La soumission de l’Église à l’État est dans toute nation orthodoxe le principe même de l’organisation de l’Église. En droit, c’est donc à l’État que l’Église catholique doit s’adresser d’abord et c’est à lui qu’elle doit proposer « l’Union ». En proposant l’Union, que demande-t-elle à l’État ? L’abandon par l’État de sa suprématie sur l’Église, la reconnaissance par l’État d’une autorité supérieure et extérieure à lui, le renoncement au bénéfice d’une tradition vieille de trente siècles qui consacre en Orient l’omnipotence de l’État. Il est douteux que l’État se dessaisisse volontiers d’un pareil pouvoir. Dans des royaumes parlementaires, — comme la Grèce, la Roumanie, la Serbie, — l’Église, indépendante de l’État, peut devenir entre les mains des adversaires du gouvernement une arme dangereuse d’opposition. Pour la Russie, l’autocratie du tsar demeure, à une époque incertaine et troublée, la seule garantie de son existence.

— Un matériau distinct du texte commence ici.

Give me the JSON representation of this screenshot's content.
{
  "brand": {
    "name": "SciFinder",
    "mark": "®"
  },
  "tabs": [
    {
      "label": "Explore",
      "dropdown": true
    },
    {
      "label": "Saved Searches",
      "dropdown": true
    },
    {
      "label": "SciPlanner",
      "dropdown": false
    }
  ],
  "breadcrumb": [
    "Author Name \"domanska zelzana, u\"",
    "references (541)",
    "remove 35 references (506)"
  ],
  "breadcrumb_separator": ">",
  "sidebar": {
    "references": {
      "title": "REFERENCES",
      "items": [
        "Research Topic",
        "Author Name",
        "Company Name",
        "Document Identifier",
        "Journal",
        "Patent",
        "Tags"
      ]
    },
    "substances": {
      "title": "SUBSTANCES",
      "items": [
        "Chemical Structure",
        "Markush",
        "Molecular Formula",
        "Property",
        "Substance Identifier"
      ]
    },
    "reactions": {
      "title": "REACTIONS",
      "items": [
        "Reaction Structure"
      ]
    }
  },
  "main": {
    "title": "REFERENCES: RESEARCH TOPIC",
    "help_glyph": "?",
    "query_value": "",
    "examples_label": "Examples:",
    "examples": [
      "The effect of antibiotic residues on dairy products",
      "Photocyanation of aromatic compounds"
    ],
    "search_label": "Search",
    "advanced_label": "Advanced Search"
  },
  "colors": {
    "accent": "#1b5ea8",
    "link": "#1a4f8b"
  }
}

Quant aux laïques de Turquie, l’union avec l’Église catholique entraînerait pour eux la perte de bénéfices auxquels ils ne renonceraient pas de bonne grâce. Enfin,

  1. Notons seulement une tendance de la Porte à enlever de plus en plus aux patriarcats ces privilèges purement civils. C’est ainsi qu’à l’heure actuelle le conseil mixte du patriarcat arménien n’a pas été élu, parce qu’on a interdit les élections, et c’est lui qui est compétent en matière civile.